A three-hierarchy Bayesian analysis of San Antonio's playoff and regular-season statistics against the Knicks — updated after the Spurs' Game 3 road win at Madison Square Garden.
by Charlie of Mr. Danoff's Teaching Laboratory · Last Updated June 10th, 2026
The Spurs' Game 3 victory (115-111 away) dramatically shifted their comeback prospects from near-zero to realistic, with the model showing:
The remaining schedule still runs two of the next three games in New York, so the away win probability is the critical number — and Game 3 showed they can get it.
Remaining schedule: G4 Away · G5 Home · G6 Away · G7 Home — NYK needs 2 more wins, SAS needs 3
| Scenario | P(win home) | P(win away) | P(comeback) | 90% CI |
|---|---|---|---|---|
| Finals avg (G1-G3) baseline | 14.6% | 17.3% | 4.9% | [0.0%, 27.4%] |
| Game 3 level last game | 66.6% | 70.1% | 62.1% | [2.8%, 99.8%] |
| Midpoint improvement scenario | 52.5% | 56.1% | 42.0% | [0.9%, 92.7%] |
| Other playoff win avg ceiling | 87.4% | 89.5% | 89.6% | [47.2%, 100.0%] |
Probabilities are posterior medians from the v3 model (3-hierarchy partial pooling, 10,000 MCMC draws). Run spurs_bayesian_model_v3.py after Game 4 for updated numbers.
Simulated from 5,000 browser-side draws using beta-distributed posteriors. The Game 3 and midpoint scenarios now overlap significantly — the Spurs' Game 3 performance was close to their historical winning profile, not an outlier.
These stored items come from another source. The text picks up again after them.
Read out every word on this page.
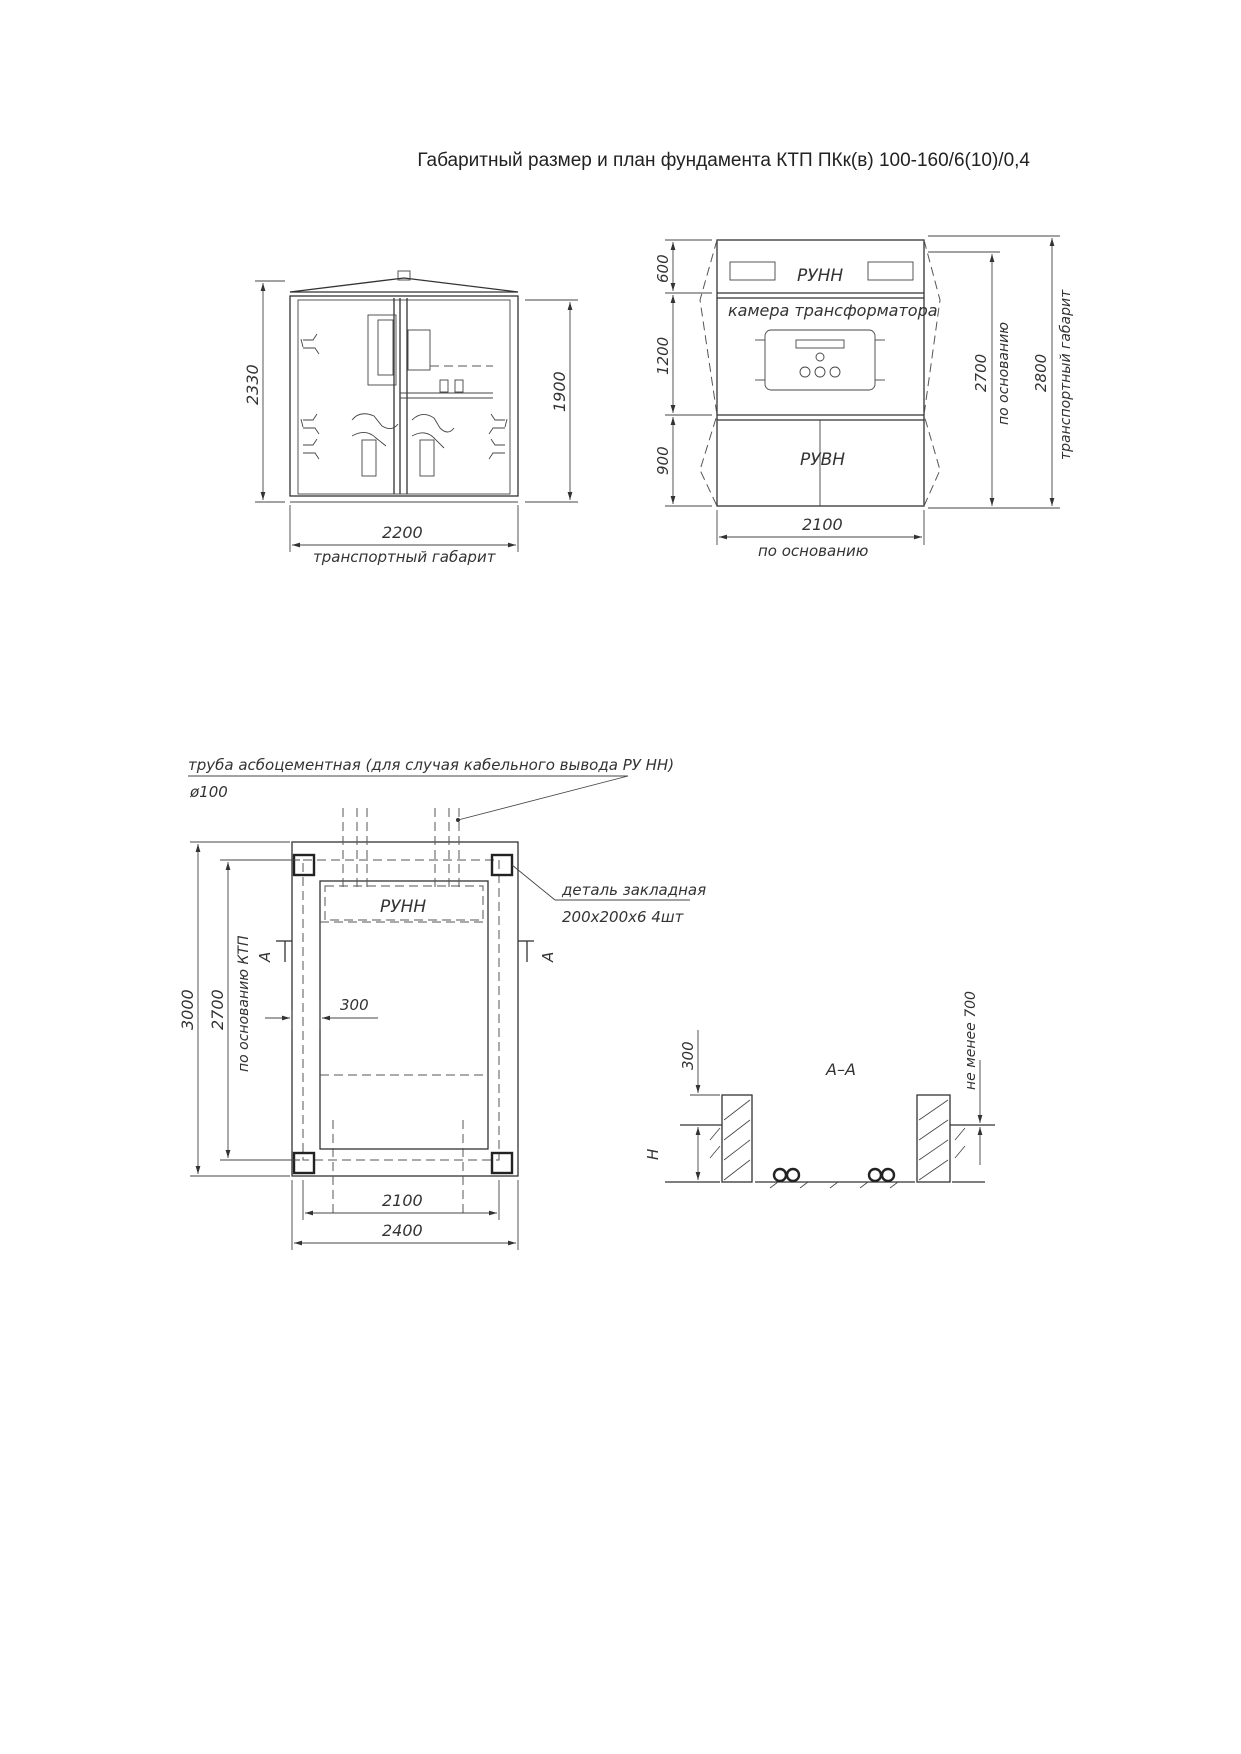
Габаритный размер и план фундамента КТП ПКк(в) 100-160/6(10)/0,4
2330	1900
2200
транспортный габарит
РУНН
камера трансформатора
РУВН
600
1200
900
2700 по основанию 2800 транспортный габарит
2100
по основанию
труба асбоцементная (для случая кабельного вывода РУ НН)
ø100
РУНН
деталь закладная
200х200х6 4шт
А	А
300
3000 2700 по основанию КТП
2100
2400
А–А
300
Н
не менее 700
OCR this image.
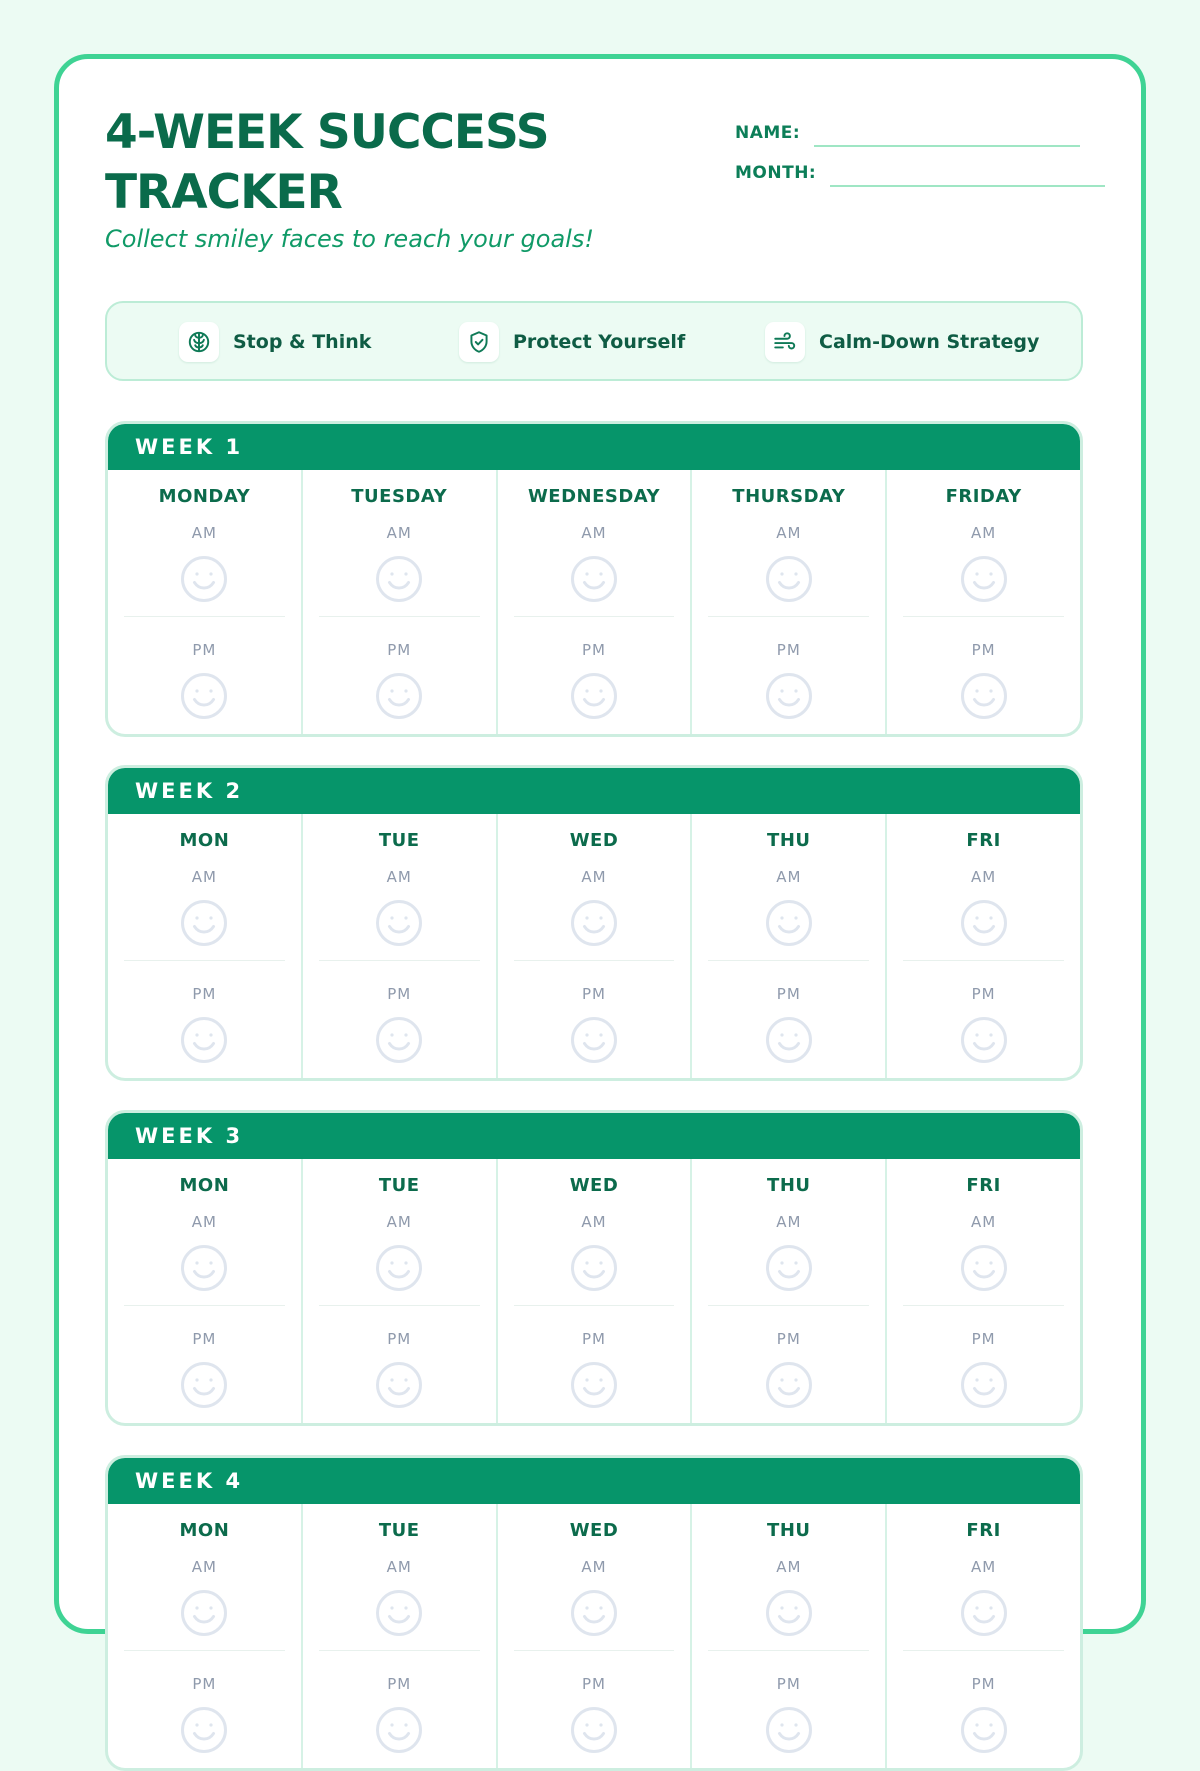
4-WEEK SUCCESS TRACKER
Collect smiley faces to reach your goals!
NAME:
MONTH:
Stop & Think	Protect Yourself	Calm-Down Strategy
WEEK 1
MONDAY
AM
PM
TUESDAY
AM
PM
WEDNESDAY
AM
PM
THURSDAY
AM
PM
FRIDAY
AM
PM
WEEK 2
MON
AM
PM
TUE
AM
PM
WED
AM
PM
THU
AM
PM
FRI
AM
PM
WEEK 3
MON
AM
PM
TUE
AM
PM
WED
AM
PM
THU
AM
PM
FRI
AM
PM
WEEK 4
MON
AM
PM
TUE
AM
PM
WED
AM
PM
THU
AM
PM
FRI
AM
PM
Observed averages from SportRadar box scores — descriptive statistics, not model coefficients. The logistic regression assigns highest posterior confidence to assists and turnovers as predictors of winning.
Three-hierarchy Bayesian hierarchical logistic regression with partial pooling across groups: Group 0 = NYK Finals (n=3); Group 1 = Pre-Finals SAS vs NYK matchups — two regular season games and the NBA Cup Final (n=3); Group 2 = All other 2026 SAS playoff games (n=18).
Fit via adaptive Metropolis-Hastings, 10,000 post-warmup draws. Predictors: FG%, rebounds, assists, steals, blocks, turnovers, home/away indicator — all standardised. The third hierarchy adds matchup-specific information the earlier model lacked.